Les cinq collègues du Reform Club étaient inquiets. Et si Fogg réapparaissait ? Où était-il en ce moment ? Allait-il apparaître le samedi 21 décembre, à 20h45 ? On envoya des télégrammes en Amérique, en Asie pour avoir de ses nouvelles ! On fit surveiller sa maison de Saville-row… Rien.
On recommença à parier sur lui. Le samedi soir il y avait une foule dans les rues, la circulation était bloquée. Les policemen avaient du mal à contenir la foule au fur et à mesure que l'heure approchait. Tous attendaient le retour de Fogg !
Tout à coup, on entendit des cris et des applaudissements. Les hommes du Reform club se levèrent. La porte du salon s'ouvrit. Phileas Fogg apparut :
– Me voici, dit-il.
Oui ! Phileas Fogg en personne. Que s'était-il donc passé ? On se rappelle qu'à 20h05 les voyageurs étaient arrivés à Londres et que Passepartout était allé chercher le révérend Samuel Wilson. Le lendemain, il était 8h35 quand il sortit de la maison du révérend. Mais dans quel état ! En trois minutes, il était de retour à la maison de Saville-row. Il était si essoufflé qu'il n'arrivait pas à parler.
– Qu'est-ce qu'il y a ? demanda Fogg.
– Monsieur, mariage impossible parce que demain c'est dimanche !
– Lundi, répondit Fogg.
– Non, aujourd'hui, c'est samedi !
– Samedi ? Impossible !
– Si, si, si, si ! s'écria Passepartout.
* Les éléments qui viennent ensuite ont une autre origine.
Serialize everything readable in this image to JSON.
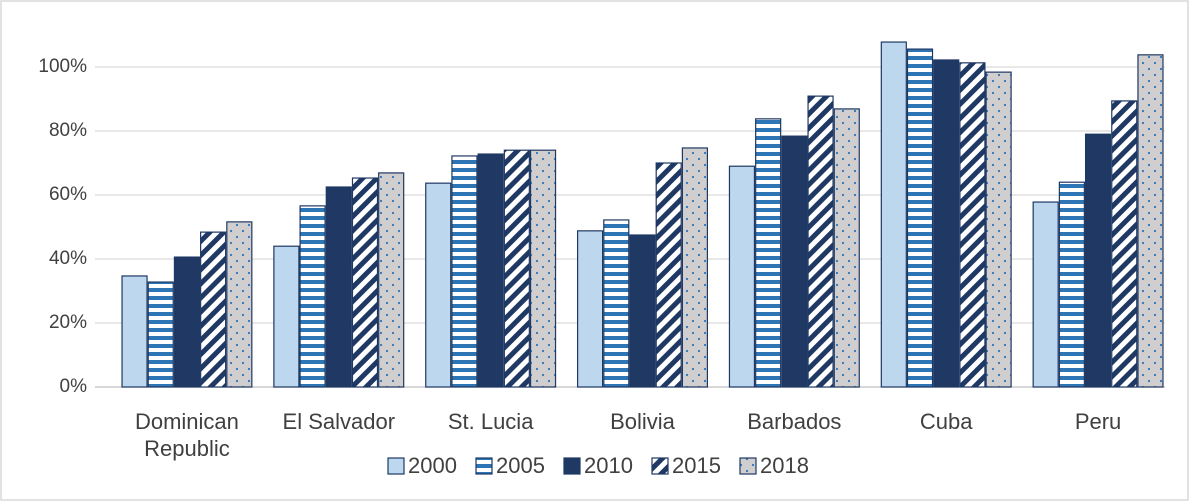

Vous vous êtes trompé de jour ! Nous sommes arrivés vingt-quatre heures à l'avance… mais il ne reste plus que dix minutes !
Fogg sortit de chez lui en courant, sauta dans une voiture et arriva au Reform Club. L'horloge marquait 20h45 quand il apparut dans le grand salon… Phileas Fogg avait fait le tour du monde en quatre-vingts jours !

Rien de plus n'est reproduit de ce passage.